The 35-year-old instructor, who teaches special education students during the regular academic year, was issued a misdemeanor citation that could bring a fine of up to $500 or 10 days in jail. District officials placed him on a one-week suspension and said other disciplinary action could follow.

Stockton could not be reached for comment.

Conejo Valley Unified School District Supt. Jeff Baarstad said he couldn’t discuss Stockton’s case specifically but that any employee caught with marijuana would face suspension for a first offense and possible termination if it happened again.


“We want to set an example for kids. We believe that teachers and support services employees and superintendents should set an example,” he said. “This isn’t a good example.”

Thousand Oaks and its surrounding communities have been shaken by the growing abuse of prescription drugs and heroin by teenagers and young adults. In October, Griffen Kramer, 18, a quarterback on the Thousand Oaks High School football team and son of former NFL player Erik Kramer, died of a heroin overdose after a night of partying with friends.

Young-Saver says he’s aware of the problem — at the school newspaper he has overseen coverage of drug abuse.

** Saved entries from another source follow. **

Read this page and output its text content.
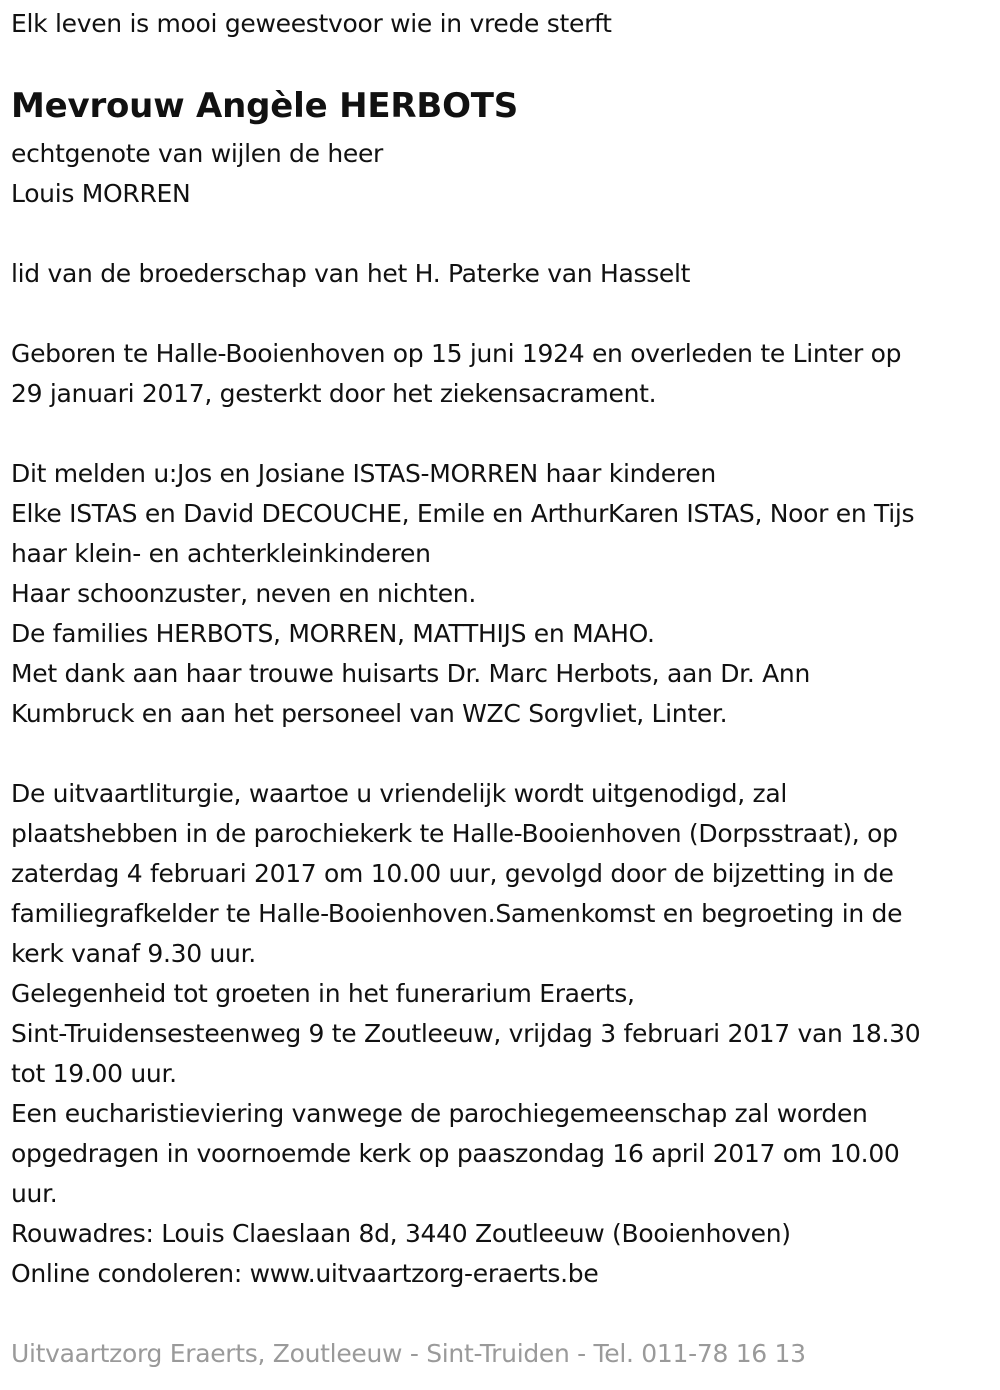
Elk leven is mooi geweestvoor wie in vrede sterft
Mevrouw Angèle HERBOTS
echtgenote van wijlen de heer
Louis MORREN
lid van de broederschap van het H. Paterke van Hasselt
Geboren te Halle-Booienhoven op 15 juni 1924 en overleden te Linter op
29 januari 2017, gesterkt door het ziekensacrament.
Dit melden u:Jos en Josiane ISTAS-MORREN haar kinderen
Elke ISTAS en David DECOUCHE, Emile en ArthurKaren ISTAS, Noor en Tijs
haar klein- en achterkleinkinderen
Haar schoonzuster, neven en nichten.
De families HERBOTS, MORREN, MATTHIJS en MAHO.
Met dank aan haar trouwe huisarts Dr. Marc Herbots, aan Dr. Ann
Kumbruck en aan het personeel van WZC Sorgvliet, Linter.
De uitvaartliturgie, waartoe u vriendelijk wordt uitgenodigd, zal
plaatshebben in de parochiekerk te Halle-Booienhoven (Dorpsstraat), op
zaterdag 4 februari 2017 om 10.00 uur, gevolgd door de bijzetting in de
familiegrafkelder te Halle-Booienhoven.Samenkomst en begroeting in de
kerk vanaf 9.30 uur.
Gelegenheid tot groeten in het funerarium Eraerts,
Sint-Truidensesteenweg 9 te Zoutleeuw, vrijdag 3 februari 2017 van 18.30
tot 19.00 uur.
Een eucharistieviering vanwege de parochiegemeenschap zal worden
opgedragen in voornoemde kerk op paaszondag 16 april 2017 om 10.00
uur.
Rouwadres: Louis Claeslaan 8d, 3440 Zoutleeuw (Booienhoven)
Online condoleren: www.uitvaartzorg-eraerts.be
Uitvaartzorg Eraerts, Zoutleeuw - Sint-Truiden - Tel. 011-78 16 13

But in the case of Stockton, he said, administrators would be making a mistake if they fired him. And missing out on a rare teaching moment.

“His alleged drug possession has led to his suspension, a true testament to his health lessons of how drug use will hurt someone in the long run,” Stockton’s sharp-quilled defender wrote.

“And I’m sure he will use this story of his suspension to teach kids in the future before moving on to some memorable tangent in his lectures.”